The Total War series models this, especially in its earlier, more abstract and "clean" games by just plain having a -0.5% population growth rate modifier due to "Squalor" per every arbitrary amount of population in a city. Public sanitation projects (among others) give a +0.5% or +1% population growth benefit to help counteract this, although at the highest levels of population, it's pretty hopeless to try to stave off the problems of overcrowding.
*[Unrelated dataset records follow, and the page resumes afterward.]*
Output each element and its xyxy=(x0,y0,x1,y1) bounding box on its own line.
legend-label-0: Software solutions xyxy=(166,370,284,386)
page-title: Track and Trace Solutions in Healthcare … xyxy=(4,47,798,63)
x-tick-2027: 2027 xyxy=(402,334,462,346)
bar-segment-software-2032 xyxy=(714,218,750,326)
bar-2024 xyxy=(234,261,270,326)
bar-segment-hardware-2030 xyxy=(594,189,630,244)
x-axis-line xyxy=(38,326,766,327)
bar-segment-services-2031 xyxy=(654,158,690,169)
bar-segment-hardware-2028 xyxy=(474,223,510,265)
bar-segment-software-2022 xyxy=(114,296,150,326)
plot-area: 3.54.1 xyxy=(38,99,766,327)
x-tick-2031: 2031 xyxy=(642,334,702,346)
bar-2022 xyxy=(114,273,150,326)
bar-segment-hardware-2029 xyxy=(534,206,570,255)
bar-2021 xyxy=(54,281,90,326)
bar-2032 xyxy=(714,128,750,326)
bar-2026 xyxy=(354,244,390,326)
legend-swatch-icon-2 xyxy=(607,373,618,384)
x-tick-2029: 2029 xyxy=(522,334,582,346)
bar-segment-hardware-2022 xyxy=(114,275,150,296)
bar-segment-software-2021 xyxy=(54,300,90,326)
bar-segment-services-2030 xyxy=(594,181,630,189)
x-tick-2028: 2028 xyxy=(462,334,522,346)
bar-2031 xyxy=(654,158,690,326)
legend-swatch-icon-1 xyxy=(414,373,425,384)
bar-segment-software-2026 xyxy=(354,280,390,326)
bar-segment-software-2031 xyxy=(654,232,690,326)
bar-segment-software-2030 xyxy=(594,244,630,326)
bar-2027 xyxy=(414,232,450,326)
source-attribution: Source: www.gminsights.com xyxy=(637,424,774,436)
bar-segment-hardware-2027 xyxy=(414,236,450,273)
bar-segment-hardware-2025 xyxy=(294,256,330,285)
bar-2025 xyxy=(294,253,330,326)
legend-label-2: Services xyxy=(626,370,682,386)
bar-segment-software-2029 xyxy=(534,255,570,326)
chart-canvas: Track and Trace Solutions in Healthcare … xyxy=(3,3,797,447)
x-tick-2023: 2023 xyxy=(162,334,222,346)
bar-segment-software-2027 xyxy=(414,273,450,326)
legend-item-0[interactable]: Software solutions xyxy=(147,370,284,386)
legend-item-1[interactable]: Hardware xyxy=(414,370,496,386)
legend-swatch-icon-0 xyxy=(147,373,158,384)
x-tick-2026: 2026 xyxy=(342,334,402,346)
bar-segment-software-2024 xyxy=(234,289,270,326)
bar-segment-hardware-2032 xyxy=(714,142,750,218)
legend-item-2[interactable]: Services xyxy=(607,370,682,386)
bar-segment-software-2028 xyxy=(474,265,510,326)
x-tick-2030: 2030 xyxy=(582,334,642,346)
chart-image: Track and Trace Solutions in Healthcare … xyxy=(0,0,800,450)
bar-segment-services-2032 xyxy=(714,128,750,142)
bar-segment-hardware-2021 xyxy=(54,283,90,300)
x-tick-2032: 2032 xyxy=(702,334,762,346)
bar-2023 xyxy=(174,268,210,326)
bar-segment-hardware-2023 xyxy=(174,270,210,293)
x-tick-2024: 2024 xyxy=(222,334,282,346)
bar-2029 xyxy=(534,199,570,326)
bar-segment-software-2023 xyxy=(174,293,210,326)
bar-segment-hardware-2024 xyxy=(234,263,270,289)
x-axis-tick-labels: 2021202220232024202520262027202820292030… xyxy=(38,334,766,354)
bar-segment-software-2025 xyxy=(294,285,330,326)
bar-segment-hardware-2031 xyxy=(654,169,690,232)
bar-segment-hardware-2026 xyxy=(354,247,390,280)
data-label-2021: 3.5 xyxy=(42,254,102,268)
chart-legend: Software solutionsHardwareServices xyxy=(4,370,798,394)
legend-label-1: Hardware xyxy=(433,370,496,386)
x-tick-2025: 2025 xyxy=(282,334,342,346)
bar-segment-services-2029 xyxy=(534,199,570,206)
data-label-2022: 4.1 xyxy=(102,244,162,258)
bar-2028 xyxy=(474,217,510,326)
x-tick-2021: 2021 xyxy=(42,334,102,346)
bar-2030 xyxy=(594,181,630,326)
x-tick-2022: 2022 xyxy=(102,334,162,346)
As population grows geometrically quickly, but the time it takes to build more complex sanitation systems becomes even more lengthy and cumbersome, and there are only a finite number of things you can do, population levels just naturally plateau on their own as disease and overcrowding's downward pressure on population hits equallibrium with the upward pressure of birthrate.
Now, that's a fairly abstract system (and not even Total War stuck with it, which is a bit of a shame, honestly), and I know that DF likes to go for the nitty-gritty realism...
I honestly wouldn't be surprised if there were procedurally generated diseases with procedurally generated mortality rates in DF. Each one coming through some different disease vector.
Infant mortality rates can be modeled abstractly or with greater detail, as well - areas with more crowding, more pollution, less sanitation, and poorer food quality and availability just plain have lower "fertility rates" in an abstract model, versus having the children being born then dying off in greater numbers than adults due to weaker immune systems and tolerances for the lack of food.
(Oh, and now I just thought about how childhood diseases and malnutrition also leads to poor development of the mind and body - leading to permanent loss of intelligence and smaller body size and disease immunity. That would mean tracking some sort of average population malnutrition factors for different population centers in worldgen... I honestly like abstract models better than the really gritty ones most of the time, but being able to tell that someone is from a city rather than a village because they're shorter would be kind of cool...)
Especially since it's possible to split off each district of a town as a separate area (where the best parts of town have better sanitation than the worst parts).
DF could simply have a simple birthrate bonus or penalty system, or it could actually model waves of diseases killing off individuals, food riots, infant mortality rates, violent crime rates, etc. and do these by individual town district (so the docks are a nasty part of town, but the clothier's district is fairly safe).
As I said, though, I honestly like Rome: Total War's simpler model (although that was when I had to actually control it, personally), but given how much gritty realism DF crams in versus how difficult it would be to code and store many of these things in memory, I honestly think Toady could go either way on how much detail he wants, here, so I'd say it's worth asking which way his winds are blowing.